The best part about book club is reading books you may never have considered reading previously.  At year’s end, we all submit our ideas for the following year’s selection so with choices coming from the whole group, the list covers a wide range of interests.  Sometimes the books just don’t work out – Box 817 Emperor’s China, People’s China was a little like a text book and some didn’t even attempt it, yet it was very interesting to others. The opposite extreme was our experience of reading Box 105 The Adventures of Huckleberry Finn, which had a lot of members enthusiastically reliving their childhood reading experiences.

We normally meet in Alexis and Geoff’s home, and drink copious amounts of tea – green, black, or black with milk – but on the occasion in the photo, we were sadly farewelling our GP Donna who has been promoted to Charleville Hospital.  For the meeting of the hand-out of The Guernsey Literary and Potato Peel Pie Society, we actually had a potato peel pie for supper!

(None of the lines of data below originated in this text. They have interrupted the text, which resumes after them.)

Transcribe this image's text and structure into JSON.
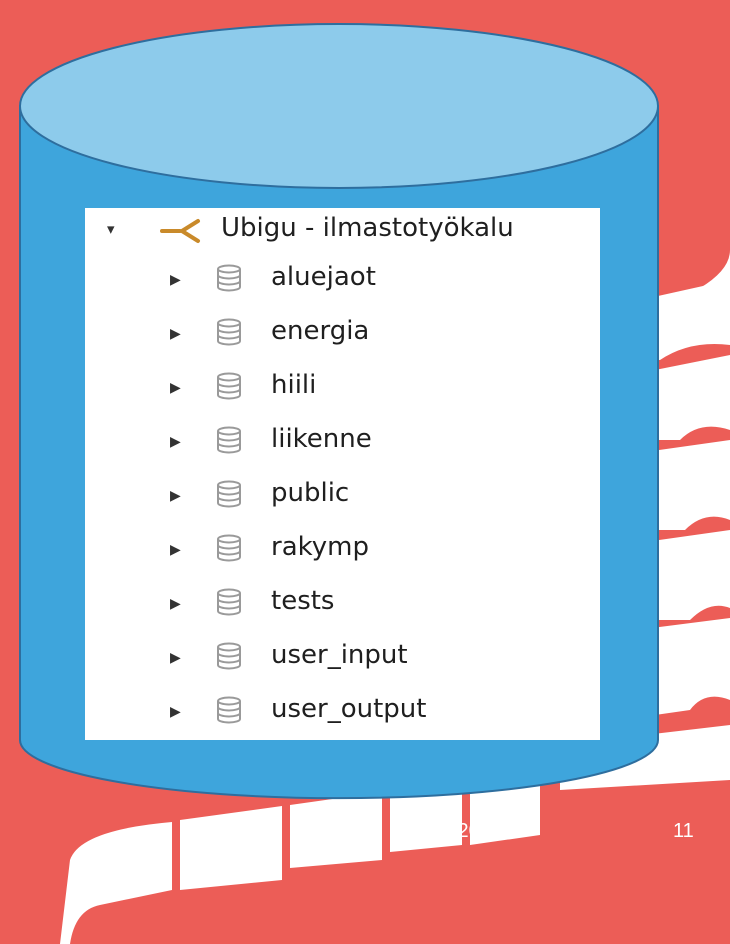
{
  "tree": {
    "root": {
      "label": "Ubigu - ilmastotyökalu",
      "icon": "server-connection-icon",
      "expanded": true
    },
    "schemas": [
      {
        "label": "aluejaot",
        "icon": "database-schema-icon"
      },
      {
        "label": "energia",
        "icon": "database-schema-icon"
      },
      {
        "label": "hiili",
        "icon": "database-schema-icon"
      },
      {
        "label": "liikenne",
        "icon": "database-schema-icon"
      },
      {
        "label": "public",
        "icon": "database-schema-icon"
      },
      {
        "label": "rakymp",
        "icon": "database-schema-icon"
      },
      {
        "label": "tests",
        "icon": "database-schema-icon"
      },
      {
        "label": "user_input",
        "icon": "database-schema-icon"
      },
      {
        "label": "user_output",
        "icon": "database-schema-icon"
      }
    ]
  },
  "footer": {
    "date": "30.8.2019",
    "page": "11"
  },
  "colors": {
    "background": "#EC5D57",
    "cylinder_body": "#3EA5DC",
    "cylinder_top": "#8DCBEB",
    "cylinder_outline": "#2E6E9E",
    "shape_white": "#FFFFFF",
    "server_icon": "#C98A2A",
    "schema_icon": "#9A9A9A"
  }
}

The taste of the potato peel crust quite surprised us all and really put us in the mood for reading the book.  To honour the 200th birthday of Charles Dickens, this month we read A Christmas Carol as well as our book club selection, Nineteen Eighty Four.  The conversation on A Christmas Carol certainly lightened the mood following the discussion of George Orwell’s depressing yet amazing predictions.

May marks Weipa Waders’ tenth anniversary with the first meeting taking place on May 20th, 2002, and we still have two very active inaugural members, Karen Pritchard and Kath Newman.  The group dynamics have changed over the years, but it has always been a pleasure to attend meetings and share our love of reading.  At the moment, our group is quite diverse and includes a GP, a minister of religion, an IT expert, and an accountant, amongst other specialties, which means we have some very interesting discussions.  Our only male member Geoff has been the lone ranger for some years, but enjoys putting the male point of view across and has a thick skin on some occasions!  Most of us only meet at book club yet we know our friendship allows us to be frank and honest with our interpretations and understandings, as well as have our numerous questions answered.